As Far As I Can See shows Walker’s distinctive sculptural and installation works sited in the Crawford Art Gallery’s historic Gibson and Long Room galleries where, using his Corbanscale, the works disorientate and reorientate audience perceptions.
Walker’s specific philosophies of scale and sensitivity to local and cultural contexts are central to how he defines and realises his work. As artist and critic Brian O’Doherty has written: “Corban Walker establishes himself as measure of his own art as body as mirror, module, standard (ie. Corbanscale). With this insistence—it is nothing less—he remakes his environment according to his own measure.”
In removing the Gallery’s significant Collection works from the part wood-panelled Gibson Galleries, Walker has created a new work responding to this context which addresses the interplay between space and perception. Consisting of a mirrored installation, Beyond the Rail I-IX disrupts and constructs alternative conditions where the viewer may become part of the object.
Along with interventions of recent glass and amber acrylic works including Untitled (10 x 4 mitre) and 129-40, Walker has sited the installation TV Man astride the 19th-century grand staircase where the artist’s image fits, to scale, in a 65-inch screen. Where paintings of eighteenth-century luminaries of the British Empire have previously been sited, Walker constructs and reclaims marginalised histories and, in the process, also underwrites the future.
In the 18th-century Long Room, Walker’s selection of over thirty works from the Collection further brings the artist’s perspective to the fore and questions—as the artist has noted—“how we orientate ourselves to recognizable objects and environments, both in very specific compositions and by opposite stylistic means.”
Through his work, Corban Walker offers audiences an opportunity to interrogate their own actions and interactions with the world around them in the hope of enriching one’s understanding of perception.
Recent solo exhibitions and projects include: BUSHY, Bushy Park, Sculpture Dublin (2022), Condition Canal, Gowanus Projects, New York; Come What May, Centre Cultural Irlandais, Paris; You are Here with Niamh O’Malley, Maud Cotter and Nikolas Fouré, La Tannerie, Bégard, France (2018). Walker received the Pollock Krasner Award in 2015 and represented Ireland at the 54th Venice International Art Biennale in 2011.

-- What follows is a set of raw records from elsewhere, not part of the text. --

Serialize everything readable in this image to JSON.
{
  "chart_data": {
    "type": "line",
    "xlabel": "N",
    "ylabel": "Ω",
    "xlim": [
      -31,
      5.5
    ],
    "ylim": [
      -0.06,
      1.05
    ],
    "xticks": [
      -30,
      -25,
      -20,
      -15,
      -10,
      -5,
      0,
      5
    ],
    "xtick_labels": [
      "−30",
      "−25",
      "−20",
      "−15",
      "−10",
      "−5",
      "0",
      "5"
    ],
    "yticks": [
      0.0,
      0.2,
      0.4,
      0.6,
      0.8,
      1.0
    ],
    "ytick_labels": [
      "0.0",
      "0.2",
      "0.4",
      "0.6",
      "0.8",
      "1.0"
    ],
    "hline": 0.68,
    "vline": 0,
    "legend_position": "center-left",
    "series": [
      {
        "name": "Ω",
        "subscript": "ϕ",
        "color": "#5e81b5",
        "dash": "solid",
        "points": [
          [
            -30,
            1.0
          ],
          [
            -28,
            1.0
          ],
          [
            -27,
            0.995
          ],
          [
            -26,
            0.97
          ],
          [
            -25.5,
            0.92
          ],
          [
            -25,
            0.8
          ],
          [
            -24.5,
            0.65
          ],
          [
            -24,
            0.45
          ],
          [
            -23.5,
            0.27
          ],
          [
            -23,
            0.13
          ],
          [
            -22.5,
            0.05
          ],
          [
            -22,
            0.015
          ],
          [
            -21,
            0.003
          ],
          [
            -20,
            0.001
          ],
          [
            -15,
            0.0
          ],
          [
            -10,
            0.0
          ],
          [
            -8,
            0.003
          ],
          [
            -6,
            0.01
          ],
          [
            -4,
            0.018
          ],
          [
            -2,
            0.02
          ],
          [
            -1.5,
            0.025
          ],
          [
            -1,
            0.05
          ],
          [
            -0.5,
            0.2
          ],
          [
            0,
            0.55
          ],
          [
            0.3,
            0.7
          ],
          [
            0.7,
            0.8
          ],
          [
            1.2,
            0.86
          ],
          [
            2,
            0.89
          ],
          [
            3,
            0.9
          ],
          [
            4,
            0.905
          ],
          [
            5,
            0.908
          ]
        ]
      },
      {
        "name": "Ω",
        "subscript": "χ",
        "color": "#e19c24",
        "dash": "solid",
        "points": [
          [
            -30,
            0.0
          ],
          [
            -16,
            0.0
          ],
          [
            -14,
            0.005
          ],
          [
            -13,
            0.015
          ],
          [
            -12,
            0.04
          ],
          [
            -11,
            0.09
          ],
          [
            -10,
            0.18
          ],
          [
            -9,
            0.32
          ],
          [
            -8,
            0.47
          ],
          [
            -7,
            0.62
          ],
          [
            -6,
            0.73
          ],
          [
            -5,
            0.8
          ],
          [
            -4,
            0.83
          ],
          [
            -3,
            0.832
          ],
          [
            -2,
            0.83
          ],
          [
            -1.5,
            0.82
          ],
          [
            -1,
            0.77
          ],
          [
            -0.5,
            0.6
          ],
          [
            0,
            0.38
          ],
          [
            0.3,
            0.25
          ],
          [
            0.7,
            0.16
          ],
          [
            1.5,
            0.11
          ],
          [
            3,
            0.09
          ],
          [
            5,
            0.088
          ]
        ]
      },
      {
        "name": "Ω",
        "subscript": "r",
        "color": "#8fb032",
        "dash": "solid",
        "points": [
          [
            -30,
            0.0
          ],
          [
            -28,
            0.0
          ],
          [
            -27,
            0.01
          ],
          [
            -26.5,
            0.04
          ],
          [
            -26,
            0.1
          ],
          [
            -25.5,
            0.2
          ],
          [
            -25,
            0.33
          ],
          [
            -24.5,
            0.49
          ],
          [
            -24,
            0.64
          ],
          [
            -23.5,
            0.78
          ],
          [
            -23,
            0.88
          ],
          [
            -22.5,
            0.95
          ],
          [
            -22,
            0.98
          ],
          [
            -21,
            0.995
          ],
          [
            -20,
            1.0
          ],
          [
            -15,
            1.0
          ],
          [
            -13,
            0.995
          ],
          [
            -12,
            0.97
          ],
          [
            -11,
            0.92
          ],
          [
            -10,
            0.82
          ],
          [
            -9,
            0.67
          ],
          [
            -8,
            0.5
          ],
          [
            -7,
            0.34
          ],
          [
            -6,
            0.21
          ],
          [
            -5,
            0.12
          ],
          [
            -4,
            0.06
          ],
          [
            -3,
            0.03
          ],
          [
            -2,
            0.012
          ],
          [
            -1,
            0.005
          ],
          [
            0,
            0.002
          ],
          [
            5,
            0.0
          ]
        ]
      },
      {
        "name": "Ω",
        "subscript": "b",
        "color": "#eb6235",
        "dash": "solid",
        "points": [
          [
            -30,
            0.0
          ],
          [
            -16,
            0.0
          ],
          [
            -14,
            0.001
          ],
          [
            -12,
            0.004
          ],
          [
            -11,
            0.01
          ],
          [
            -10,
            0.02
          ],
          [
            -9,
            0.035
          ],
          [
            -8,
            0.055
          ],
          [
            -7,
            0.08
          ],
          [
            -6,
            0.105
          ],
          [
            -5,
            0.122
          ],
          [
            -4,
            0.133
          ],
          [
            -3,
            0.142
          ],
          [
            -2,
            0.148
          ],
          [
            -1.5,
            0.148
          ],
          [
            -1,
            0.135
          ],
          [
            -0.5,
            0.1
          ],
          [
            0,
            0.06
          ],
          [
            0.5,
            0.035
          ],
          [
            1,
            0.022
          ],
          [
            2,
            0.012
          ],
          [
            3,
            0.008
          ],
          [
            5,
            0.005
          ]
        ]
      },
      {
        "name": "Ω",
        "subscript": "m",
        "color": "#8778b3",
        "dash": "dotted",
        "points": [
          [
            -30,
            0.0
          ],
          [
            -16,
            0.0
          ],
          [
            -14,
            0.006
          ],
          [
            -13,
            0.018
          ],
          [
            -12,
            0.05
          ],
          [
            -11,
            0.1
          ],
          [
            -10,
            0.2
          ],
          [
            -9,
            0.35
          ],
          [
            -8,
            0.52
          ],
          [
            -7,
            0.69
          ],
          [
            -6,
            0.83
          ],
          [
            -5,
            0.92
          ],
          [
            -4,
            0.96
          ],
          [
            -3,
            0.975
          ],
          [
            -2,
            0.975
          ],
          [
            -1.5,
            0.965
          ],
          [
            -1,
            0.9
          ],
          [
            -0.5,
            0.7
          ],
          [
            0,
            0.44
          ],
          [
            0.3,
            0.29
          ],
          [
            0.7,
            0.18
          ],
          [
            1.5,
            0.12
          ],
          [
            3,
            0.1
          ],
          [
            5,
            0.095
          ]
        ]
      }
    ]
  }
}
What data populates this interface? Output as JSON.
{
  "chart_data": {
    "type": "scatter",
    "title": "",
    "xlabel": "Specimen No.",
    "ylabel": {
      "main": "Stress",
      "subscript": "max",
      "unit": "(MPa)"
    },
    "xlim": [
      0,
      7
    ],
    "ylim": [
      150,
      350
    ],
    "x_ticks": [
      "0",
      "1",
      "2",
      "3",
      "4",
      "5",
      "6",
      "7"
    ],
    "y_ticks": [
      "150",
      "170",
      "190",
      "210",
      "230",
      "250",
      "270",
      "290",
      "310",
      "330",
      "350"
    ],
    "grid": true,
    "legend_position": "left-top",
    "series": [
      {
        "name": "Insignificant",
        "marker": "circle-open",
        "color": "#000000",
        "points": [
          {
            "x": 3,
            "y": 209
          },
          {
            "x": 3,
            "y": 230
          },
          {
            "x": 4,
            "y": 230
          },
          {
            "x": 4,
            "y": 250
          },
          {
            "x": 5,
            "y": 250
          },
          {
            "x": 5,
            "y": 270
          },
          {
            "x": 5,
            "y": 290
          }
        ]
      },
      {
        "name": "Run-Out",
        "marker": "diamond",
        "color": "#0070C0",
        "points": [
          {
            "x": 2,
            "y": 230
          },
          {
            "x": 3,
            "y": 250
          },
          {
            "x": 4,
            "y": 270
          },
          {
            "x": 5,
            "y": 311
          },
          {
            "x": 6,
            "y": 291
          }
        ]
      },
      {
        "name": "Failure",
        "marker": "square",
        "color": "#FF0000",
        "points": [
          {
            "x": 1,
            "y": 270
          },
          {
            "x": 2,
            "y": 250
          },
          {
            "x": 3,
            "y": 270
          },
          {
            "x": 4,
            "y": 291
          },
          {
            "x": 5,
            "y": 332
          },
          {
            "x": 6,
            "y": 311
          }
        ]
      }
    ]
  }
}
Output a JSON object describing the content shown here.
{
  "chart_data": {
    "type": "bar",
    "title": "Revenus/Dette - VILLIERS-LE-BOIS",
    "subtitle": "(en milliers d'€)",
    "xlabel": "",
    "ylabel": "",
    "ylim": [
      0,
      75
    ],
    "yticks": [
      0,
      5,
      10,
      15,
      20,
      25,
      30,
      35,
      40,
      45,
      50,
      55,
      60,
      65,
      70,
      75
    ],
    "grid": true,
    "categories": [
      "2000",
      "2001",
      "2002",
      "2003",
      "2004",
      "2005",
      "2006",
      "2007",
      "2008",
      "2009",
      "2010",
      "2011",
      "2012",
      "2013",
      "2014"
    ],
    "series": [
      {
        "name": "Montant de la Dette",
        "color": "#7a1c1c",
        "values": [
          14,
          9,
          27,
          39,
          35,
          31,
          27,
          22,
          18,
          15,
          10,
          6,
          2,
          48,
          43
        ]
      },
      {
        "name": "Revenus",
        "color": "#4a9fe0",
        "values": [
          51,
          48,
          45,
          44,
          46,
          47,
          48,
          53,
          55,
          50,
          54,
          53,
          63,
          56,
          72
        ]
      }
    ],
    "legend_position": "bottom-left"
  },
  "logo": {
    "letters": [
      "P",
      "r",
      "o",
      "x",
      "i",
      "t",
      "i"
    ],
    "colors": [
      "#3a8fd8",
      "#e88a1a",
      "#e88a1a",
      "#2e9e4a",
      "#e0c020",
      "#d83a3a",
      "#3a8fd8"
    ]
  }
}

Crawford Art Gallery is a national cultural instiutition (Cork, Ireland) and is dedicated to contemporary and historical Irish and international visual art. It offers a vibrant and dynamic programme of temporary exhibitions which probe the future, contemplate the present and reveal the past to create engaging conversations across the timelines. Located in a significant heritage building in the heart of Cork city it is also home to a collection of national importance.